Più che un luogo fisico, i People’s park sono un fenomeno sociale. A me hanno dato l’idea di un nido, un intreccio di alberi, vie frondose, ampie piazze e laghi in cui trovare riparo. Mura verdi che isolano e proteggono dal vortice insensato della modernità, custodi del ritmo naturale delle cose.

Ed è con quel ritmo calmo che l’ho vista avanzare. Era avvolta nel suo scialle fuxia, il volto coperto da due grandi occhiali scuri, il corpo minuto appesantito dal vecchio amplificatore che si trascinava al fianco. Da quelle casse, alle 7 di mattina, sarebbero uscite le prime note di un pezzo di liscio cinese. E tra gli alberi del People’s park di Chengdu, una megalopoli da 16 milioni di abitanti, si è iniziato a danzare.

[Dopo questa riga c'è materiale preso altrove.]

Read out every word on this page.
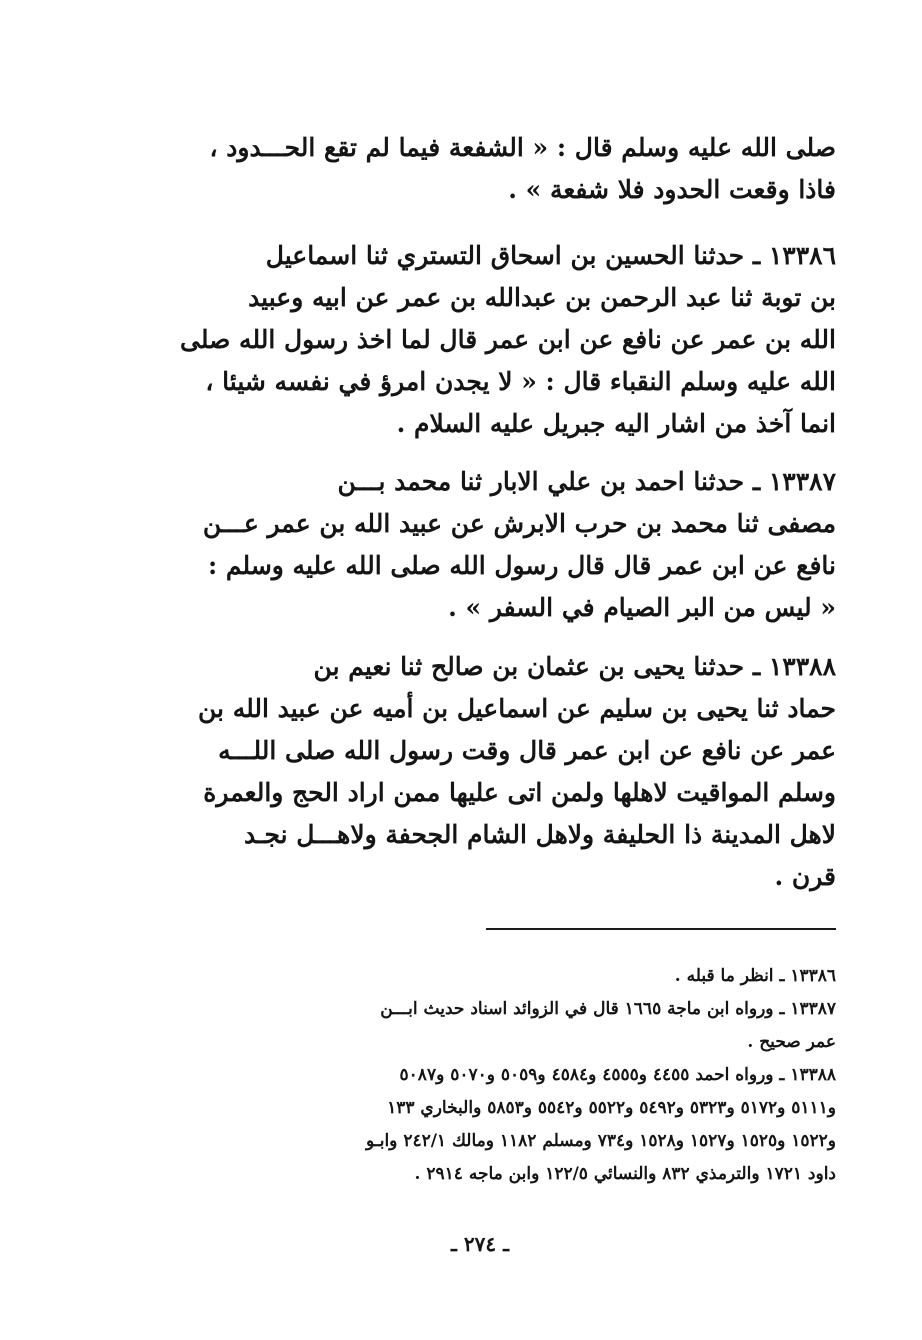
صلى الله عليه وسلم قال : « الشفعة فيما لم تقع الحـــدود ،
فاذا وقعت الحدود فلا شفعة » .
١٣٣٨٦ ـ حدثنا الحسين بن اسحاق التستري ثنا اسماعيل
بن توبة ثنا عبد الرحمن بن عبدالله بن عمر عن ابيه وعبيد
الله بن عمر عن نافع عن ابن عمر قال لما اخذ رسول الله صلى
الله عليه وسلم النقباء قال : « لا يجدن امرؤ في نفسه شيئا ،
انما آخذ من اشار اليه جبريل عليه السلام .
١٣٣٨٧ ـ حدثنا احمد بن علي الابار ثنا محمد بـــن
مصفى ثنا محمد بن حرب الابرش عن عبيد الله بن عمر عـــن
نافع عن ابن عمر قال قال رسول الله صلى الله عليه وسلم :
« ليس من البر الصيام في السفر » .
١٣٣٨٨ ـ حدثنا يحيى بن عثمان بن صالح ثنا نعيم بن
حماد ثنا يحيى بن سليم عن اسماعيل بن أميه عن عبيد الله بن
عمر عن نافع عن ابن عمر قال وقت رسول الله صلى اللـــه
وسلم المواقيت لاهلها ولمن اتى عليها ممن اراد الحج والعمرة
لاهل المدينة ذا الحليفة ولاهل الشام الجحفة ولاهـــل نجـد
قرن .
١٣٣٨٦ ـ انظر ما قبله .
١٣٣٨٧ ـ ورواه ابن ماجة ١٦٦٥ قال في الزوائد اسناد حديث ابـــن
عمر صحيح .
١٣٣٨٨ ـ ورواه احمد ٤٤٥٥ و٤٥٥٥ و٤٥٨٤ و٥٠٥٩ و٥٠٧٠ و٥٠٨٧
و٥١١١ و٥١٧٢ و٥٣٢٣ و٥٤٩٢ و٥٥٢٢ و٥٥٤٢ و٥٨٥٣ والبخاري ١٣٣
و١٥٢٢ و١٥٢٥ و١٥٢٧ و١٥٢٨ و٧٣٤ ومسلم ١١٨٢ ومالك ٢٤٢/١ وابـو
داود ١٧٢١ والترمذي ٨٣٢ والنسائي ١٢٢/٥ وابن ماجه ٢٩١٤ .
ـ ٢٧٤ ـ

Nello stesso momento, in tutti i parchi pubblici cinesi, qualcuno ha acceso un amplificatore, selezionato una canzone e dato inizio alle danze. Accade sempre, tutti i giorni, dalla mattina alla sera. Durante la settimana sono per lo più pensionati, nel weekend si aggrega anche qualche giovane. Decine di milioni di persone. Attorno a loro c’è chi gioca a badminton o a Xian Qi – gli scacchi cinesi -, chi segue un’improbabile trainer di ginnastica e chi esegue i movimenti del Tai Chi. C’è chi tenta di accasare i propri figli, chi corre e chi beve un tè con le amiche. Tra le tante cose, una mattina mi sono unito a un gruppo di ragazzi e mi sono fatto pulire le orecchie anch’io.

È l’ultima frontiera della comunità, di un mondo da millenni strutturato attorno allo stare assieme e ora stravolto dall’individualismo. Qui le teste non si ingobbiscono sui cellulari, estraniate e silenziose. Per un momento, nei people’s park tutto rallenta.